EnterNext, la filiale dédiée aux PME, démarre à Bruxelles

©Mathieu Paternoster

EnterNext, une filiale de NYSE Euronext dédiée aux PME, vise à contribuer au financement et au développement de ces sociétés. En Belgique, 115 sociétés cotées recevront son soutien. La filiale veut aussi amener de nouvelles PME sur le marché.

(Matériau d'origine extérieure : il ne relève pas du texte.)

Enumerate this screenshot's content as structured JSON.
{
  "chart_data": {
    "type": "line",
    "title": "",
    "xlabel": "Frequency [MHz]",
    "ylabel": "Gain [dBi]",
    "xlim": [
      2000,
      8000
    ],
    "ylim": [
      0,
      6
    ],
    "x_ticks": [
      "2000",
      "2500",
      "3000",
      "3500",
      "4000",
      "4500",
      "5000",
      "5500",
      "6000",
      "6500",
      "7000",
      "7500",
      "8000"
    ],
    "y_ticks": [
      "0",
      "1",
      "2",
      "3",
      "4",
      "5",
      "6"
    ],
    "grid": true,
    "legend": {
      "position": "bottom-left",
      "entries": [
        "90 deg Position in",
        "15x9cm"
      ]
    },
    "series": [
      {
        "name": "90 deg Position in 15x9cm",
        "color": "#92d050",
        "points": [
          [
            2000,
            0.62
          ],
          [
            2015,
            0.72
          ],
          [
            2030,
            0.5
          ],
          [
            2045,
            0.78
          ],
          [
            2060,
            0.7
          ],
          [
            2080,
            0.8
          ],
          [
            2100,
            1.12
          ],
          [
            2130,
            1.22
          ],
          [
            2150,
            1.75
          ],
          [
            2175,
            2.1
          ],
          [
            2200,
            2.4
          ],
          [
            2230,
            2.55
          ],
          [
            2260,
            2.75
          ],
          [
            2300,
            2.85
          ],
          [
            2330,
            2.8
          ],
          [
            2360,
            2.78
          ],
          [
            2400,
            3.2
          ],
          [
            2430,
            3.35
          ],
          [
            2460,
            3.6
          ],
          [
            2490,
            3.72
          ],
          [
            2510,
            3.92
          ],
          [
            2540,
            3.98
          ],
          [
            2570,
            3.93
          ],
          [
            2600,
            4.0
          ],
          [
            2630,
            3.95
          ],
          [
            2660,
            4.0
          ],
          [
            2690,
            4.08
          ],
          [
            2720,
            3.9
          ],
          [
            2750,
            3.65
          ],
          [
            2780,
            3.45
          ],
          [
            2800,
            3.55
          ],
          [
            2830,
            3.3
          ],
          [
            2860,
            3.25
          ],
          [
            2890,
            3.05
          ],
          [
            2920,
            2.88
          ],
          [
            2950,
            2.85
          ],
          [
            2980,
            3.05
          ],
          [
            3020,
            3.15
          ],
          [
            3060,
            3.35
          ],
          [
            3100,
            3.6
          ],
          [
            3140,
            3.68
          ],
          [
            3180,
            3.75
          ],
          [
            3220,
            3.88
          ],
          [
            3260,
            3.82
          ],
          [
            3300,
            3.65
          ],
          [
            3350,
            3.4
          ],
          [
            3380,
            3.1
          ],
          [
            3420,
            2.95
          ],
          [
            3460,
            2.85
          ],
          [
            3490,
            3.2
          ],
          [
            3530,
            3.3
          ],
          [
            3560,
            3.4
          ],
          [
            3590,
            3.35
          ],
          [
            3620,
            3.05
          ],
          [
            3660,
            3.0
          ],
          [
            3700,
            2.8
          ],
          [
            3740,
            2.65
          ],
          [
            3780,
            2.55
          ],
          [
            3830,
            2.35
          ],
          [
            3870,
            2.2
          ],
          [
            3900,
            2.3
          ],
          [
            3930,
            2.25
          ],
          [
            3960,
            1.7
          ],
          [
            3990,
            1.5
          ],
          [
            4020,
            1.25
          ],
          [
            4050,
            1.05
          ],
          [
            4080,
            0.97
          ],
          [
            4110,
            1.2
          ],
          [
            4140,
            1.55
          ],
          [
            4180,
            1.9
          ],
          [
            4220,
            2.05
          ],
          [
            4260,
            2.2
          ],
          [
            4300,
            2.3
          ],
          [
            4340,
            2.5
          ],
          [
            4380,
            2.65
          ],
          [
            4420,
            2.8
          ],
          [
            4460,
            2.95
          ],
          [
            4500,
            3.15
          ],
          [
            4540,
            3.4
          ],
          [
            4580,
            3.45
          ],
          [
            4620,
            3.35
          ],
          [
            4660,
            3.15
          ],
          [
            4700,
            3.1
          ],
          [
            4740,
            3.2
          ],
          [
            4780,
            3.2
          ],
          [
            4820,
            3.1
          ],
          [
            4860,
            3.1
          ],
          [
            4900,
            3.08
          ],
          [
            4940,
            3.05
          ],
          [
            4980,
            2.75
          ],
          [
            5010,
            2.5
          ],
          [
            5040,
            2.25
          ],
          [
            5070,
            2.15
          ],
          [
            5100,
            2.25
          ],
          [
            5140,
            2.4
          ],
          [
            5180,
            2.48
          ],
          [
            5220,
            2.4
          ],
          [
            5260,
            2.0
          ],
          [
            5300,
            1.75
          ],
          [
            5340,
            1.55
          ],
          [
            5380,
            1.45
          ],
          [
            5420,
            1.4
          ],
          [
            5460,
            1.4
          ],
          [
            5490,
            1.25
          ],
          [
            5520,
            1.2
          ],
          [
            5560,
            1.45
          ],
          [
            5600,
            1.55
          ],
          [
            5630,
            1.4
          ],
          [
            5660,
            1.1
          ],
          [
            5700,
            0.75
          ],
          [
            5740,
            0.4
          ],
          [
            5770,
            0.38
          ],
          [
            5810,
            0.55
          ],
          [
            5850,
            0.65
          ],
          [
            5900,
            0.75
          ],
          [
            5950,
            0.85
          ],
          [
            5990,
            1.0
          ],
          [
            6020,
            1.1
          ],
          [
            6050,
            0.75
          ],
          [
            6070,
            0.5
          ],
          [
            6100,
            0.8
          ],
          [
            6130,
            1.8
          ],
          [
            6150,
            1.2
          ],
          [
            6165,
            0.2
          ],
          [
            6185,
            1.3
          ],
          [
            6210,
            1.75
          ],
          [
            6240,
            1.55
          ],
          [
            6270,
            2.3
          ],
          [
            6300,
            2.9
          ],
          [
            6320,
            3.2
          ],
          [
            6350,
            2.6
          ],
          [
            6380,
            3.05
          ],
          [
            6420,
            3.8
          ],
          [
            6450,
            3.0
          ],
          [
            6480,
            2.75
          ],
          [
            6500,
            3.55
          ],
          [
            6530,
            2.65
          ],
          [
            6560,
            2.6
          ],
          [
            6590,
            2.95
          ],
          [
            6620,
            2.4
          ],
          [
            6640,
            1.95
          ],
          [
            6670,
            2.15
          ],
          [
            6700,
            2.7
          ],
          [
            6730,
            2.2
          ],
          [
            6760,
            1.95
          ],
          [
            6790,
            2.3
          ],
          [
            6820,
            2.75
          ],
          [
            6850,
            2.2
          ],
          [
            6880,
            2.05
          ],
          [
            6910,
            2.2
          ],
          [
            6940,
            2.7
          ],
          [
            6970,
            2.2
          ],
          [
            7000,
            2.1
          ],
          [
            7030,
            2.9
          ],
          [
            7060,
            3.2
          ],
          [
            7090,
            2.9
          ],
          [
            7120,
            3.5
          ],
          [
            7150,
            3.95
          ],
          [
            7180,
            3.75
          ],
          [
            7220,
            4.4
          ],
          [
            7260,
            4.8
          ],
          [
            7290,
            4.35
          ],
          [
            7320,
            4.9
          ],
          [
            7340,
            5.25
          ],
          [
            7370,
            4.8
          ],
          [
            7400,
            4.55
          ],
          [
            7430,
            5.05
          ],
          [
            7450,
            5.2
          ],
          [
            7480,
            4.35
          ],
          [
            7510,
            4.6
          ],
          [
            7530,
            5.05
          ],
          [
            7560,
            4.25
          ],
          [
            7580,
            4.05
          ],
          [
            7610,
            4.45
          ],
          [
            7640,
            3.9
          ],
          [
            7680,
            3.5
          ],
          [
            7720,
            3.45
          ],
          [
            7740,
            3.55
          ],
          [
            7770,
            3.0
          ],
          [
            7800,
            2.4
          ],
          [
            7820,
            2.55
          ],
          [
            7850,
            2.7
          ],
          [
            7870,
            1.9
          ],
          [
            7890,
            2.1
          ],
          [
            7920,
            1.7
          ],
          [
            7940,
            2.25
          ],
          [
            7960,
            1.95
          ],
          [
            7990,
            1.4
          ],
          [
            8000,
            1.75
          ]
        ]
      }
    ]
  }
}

Après Paris, Nantes, Amsterdam, Lisbonne, NYSE Euronext a présenté jeudi à Bruxelles son nouveau projet: EnterNext. Comme l’a rappelé Vincent Van Dessel, le président de la Bourse de Bruxelles, "EnterNext n’est pas une nouvelle Bourse. Nous avons créé une nouvelle filiale" dédiée aux petites et moyennes entreprises de moins d’un milliard d’euros de capitalisation boursière. En Belgique, seules 25 sociétés cotées dépassent ce seuil. Vincent Van Dessel a calculé que 115 entreprises de la cote bruxelloise (hors Marché Libre) répondent aux critères pour bénéficier du soutien commercial d’EnterNext.

EnterNext a été construit à partir du modèle fédéral d’Euronext, l’ensemble qui rassemble les Bourses de Paris, Amsterdam, Bruxelles et Lisbonne. Cette filiale a reçu 18 millions d’euros de financement venant de NYSE Euronext. Sept membres du groupe, dont Vincent Van Dessel, font partie du comité d’administration de cette filiale. Huit autres administrateurs externes ont été nommés, dont Koen Dejonckheere, le PDG de la GIMV, la société flamande d’investissement. Ce conseil, où les Français dominent en nombre, ne compte que deux Belges. Eric Forest, responsable des marchés de capitaux chez Oddo Securities en France, et PDG d’EnterNext, précise que la filiale veut recruter 20 personnes qui "vont rencontrer avec moi les patrons d’entreprises". Il précise que ces personnes seront recrutées chez NYSE Euronext mais aussi à l’extérieur.

Un axe stratégique

Pour Euronext, dont le destin changera à partir du milieu de l’année prochaine, EnterNext représente un axe stratégique, souligne Dominique Cerutti, le PDG de NYSE Euronext pour l’Europe. Rappelons que d’ici l’été 2014, l’IntercontinentalExchange, qui va racheter NYSE Euronext, prévoit de mettre Euronext sur le marché. Cet ensemble doit se repositionner avant cette échéance, relève Cerutti.

Mais le défi des PME est de taille pour le groupe. Car ce segment souffre de la crise économique. Et en Belgique, les titres cotés accusent un manque de liquidités dans ce segment. Jean-Jacques Rousseau, directeur Marchés Financiers et Infrastructures chez Febelfin, a relevé que les intermédiaires financiers, dont "la priorité est d’aider au financement des entreprises" voient leurs activités devenir moins rentable. Résultat, la recherche financière sur les PME cotées ne suit plus.

Eric Forest a répondu qu’EnterNext va travailler avec les intermédiaires financiers locaux pour voir comment les aider au mieux. "Les investisseurs ont de l’argent à investir, contrairement à la période 2000-2001. Il faut juste les convaincre d’investir dans les PME. Mais il faut aussi ouvrir le champ aux firmes de capital-risque et aux family offices. Nous devons aussi prendre le temps d’expliquer aux sociétés comment rencontrer leurs investisseurs" indique-t-il.

Un nouveau modèle?

Dominique Cerutti a évoqué la possibilité de revoir le modèle du marché pour les PME. Paul Huybrechts, président de la VFB (une association d’investisseurs belges) a lui proposé que l’on introduise des mesures qui existent ailleurs, comme "les dividendes spéciaux pour les investisseurs à long terme, ou le droit de vote multiple".

Vincent Van Dessel a par ailleurs rappelé avoir déposé des propositions au ministre des Finances Koen Geens "pour créer un environnement favorable pour les PME". "Cela passe par la non taxation des dividendes en actions des PME, à la création de fonds d’investissement privés et à la suppression de la TOB (NDLR: taxe sur les opérations de Bourse) sur les PME, qui représente deux fois les frais de courtage que paie l’investisseur" indique-t-il.

Le but ultime d’EnterNext repose sur le recours plus important des sociétés aux marchés financiers. "Beaucoup de chefs d’entreprise ne connaissent pas la Bourse" souligne Eric Forest. Ce recours passe par les actions, les obligations mais aussi d’autres produits, ajoute-t-il.